3.1.2 Paradigmes de recherche

Une fois que le type et la nature de la recherche ont été déterminés, le chercheur se doit de positionner celle-ci à l’intérieur d’une orientation épistémologique ou d’un paradigme de recherche. Selon Lukka (2010), le paradigme de recherche serait

l’élément qui détermine l’ensemble de la stratégie de recherche, allant de l’objet de celle-ci jusqu’à l’interprétation des résultats qui en découleront. Ce serait donc ce qui « permet d’asseoir la validité et la légitimité de la recherche » (Thietart, 2007, p. 13). Essentiellement, il est possible d’identifier deux paradigmes principaux de recherche, connus sous les appellations de positivisme et de constructivisme (également appelé normativisme, naturalisme et interprétativisme, selon les auteurs). Comme le mentionnent Tashakkori et Teddlie (1998) ainsi que Guba et Lincoln (1994), le chercheur n’a pas nécessairement à choisir entre l’un ou l’autre de ces paradigmes, mais doit plutôt situer sa recherche sur le continuum opposant, d’une part, le positivisme et, d’autre part, le constructivisme.

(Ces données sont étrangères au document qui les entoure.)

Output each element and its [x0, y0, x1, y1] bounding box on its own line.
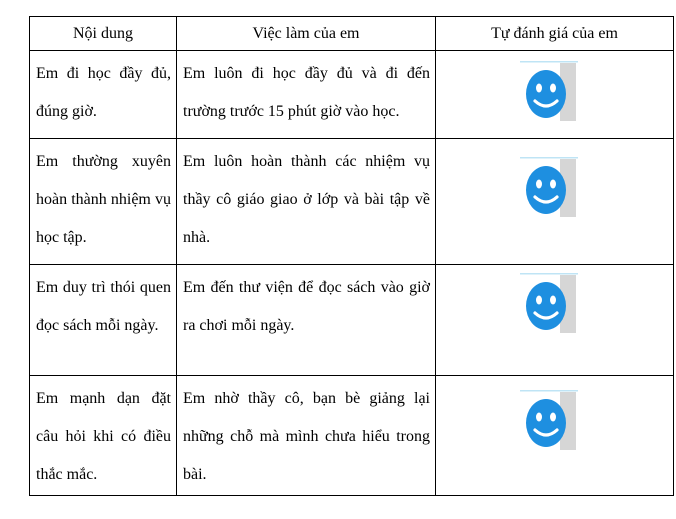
action-text: Em luôn đi học đầy đủ và đi đến trường trước 15 phút giờ vào học.: [183, 65, 430, 120]
header-row: [30, 17, 674, 51]
action-cell: [177, 139, 436, 265]
table-row: [30, 265, 674, 376]
rating-cell: [436, 265, 674, 376]
action-cell: [177, 51, 436, 139]
action-text: Em luôn hoàn thành các nhiệm vụ thầy cô giáo giao ở lớp và bài tập về nhà.: [183, 153, 430, 246]
rating-cell: [436, 139, 674, 265]
table-row: [30, 376, 674, 496]
action-cell: [177, 376, 436, 496]
header-content: Nội dung: [30, 17, 177, 51]
self-assessment-table: [29, 16, 674, 496]
rating-cell: [436, 376, 674, 496]
content-text: Em đi học đầy đủ, đúng giờ.: [36, 65, 171, 120]
smiley-face-icon: [520, 273, 580, 335]
smiley-face-icon: [520, 157, 580, 219]
smiley-face-icon: [520, 61, 580, 123]
content-text: Em duy trì thói quen đọc sách mỗi ngày.: [36, 279, 171, 334]
table-row: [30, 139, 674, 265]
content-text: Em mạnh dạn đặt câu hỏi khi có điều thắc mắc.: [36, 390, 171, 483]
content-cell: [30, 265, 177, 376]
content-text: Em thường xuyên hoàn thành nhiệm vụ học tập.: [36, 153, 171, 246]
header-action: Việc làm của em: [177, 17, 436, 51]
action-text: Em đến thư viện để đọc sách vào giờ ra chơi mỗi ngày.: [183, 279, 430, 334]
table-row: [30, 51, 674, 139]
rating-cell: [436, 51, 674, 139]
header-self-rating: Tự đánh giá của em: [436, 17, 674, 51]
smiley-face-icon: [520, 390, 580, 452]
content-cell: [30, 51, 177, 139]
action-text: Em nhờ thầy cô, bạn bè giảng lại những chỗ mà mình chưa hiểu trong bài.: [183, 390, 430, 483]
content-cell: [30, 139, 177, 265]
content-cell: [30, 376, 177, 496]
action-cell: [177, 265, 436, 376]
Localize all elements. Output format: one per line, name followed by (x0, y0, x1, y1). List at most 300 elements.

Selon Guba et Lincoln (1994) ainsi que Tashakkori et Teddlie (1998), les positivistes percevraient la réalité comme étant composée de faits singuliers vérifiables. Selon cette orientation épistémologique, le chercheur et l’objet de recherche sont indépendants l’un de l’autre, ce qui aurait pour conséquence que la recherche n’est aucunement influencée par les valeurs individuelles et collectives. Ainsi, la généralisation des résultats serait possible, et ce, peu importe le contexte entourant la situation puisque les causes et les effets de chaque phénomène sont identifiables et isolables ou, comme le précise Fortin (2006), prévisibles et contrôlables. En fait, le positiviste chercherait l’existence d’une relation constante entre des événements ou des variables, tel que précisé par Robson (2002). Il semble alors que les positivistes favorisent une logique déductive ainsi que des méthodes quantitatives, s’inscrivant alors dans un courant de pensée à l’intérieur duquel prônent l’objectivité et la vérifiabilité des résultats. Bien que le positivisme n’exclue pas systématiquement les recherches à caractère qualitatif et inductif, il semble toutefois difficile d’arrimer cette position épistémologique à la présente recherche.

Quant aux constructivistes, ceux-ci prétendent que la réalité est constituée de multiples construits sociaux (ou réalités multiples), faisant en sorte que le chercheur et l’objet de recherche soient indissociables, tel que précisé par Guba et Lincoln (1994) ainsi que

Tashakkori et Teddlie (1998). De plus, Robson (2002) et Thietart (2007) affirment que les résultats d’une recherche s’inscrivant dans le courant constructiviste ne pourraient être interprétés sans tenir compte des valeurs des individus. Fortin (2006) précise également que le contexte distinct de chaque situation risque de rendre la généralisation des résultats impossible, d’autant plus que les causes et les effets d’un phénomène ne pourraient être clairement distingués en raison de leur caractère unique et non prévisible. Dès lors, une logique inductive ainsi que des méthodes qualitatives devraient être employées dans le but de comprendre le sens des construits sociaux définissant la réalité de laquelle émanent ces phénomènes. Pour sa part, Malmi (2010) résume le constructivisme à une logique inductive, de laquelle émergent de nouvelles propositions, et même de nouvelles théories, basées sur les données empiriques recensées. En ce sens, le paradigme constructiviste cadre avec les objectifs de la présente recherche qui consistent à décrire et comprendre les techniques d’évaluation financière du capital humain, et ce, du point de vue des acteurs qui les utilisent. L’atteinte de ces objectifs passe alors inévitablement par la compréhension des construits sociaux qui sous-tendent les techniques d’évaluation utilisées dans le domaine pratique.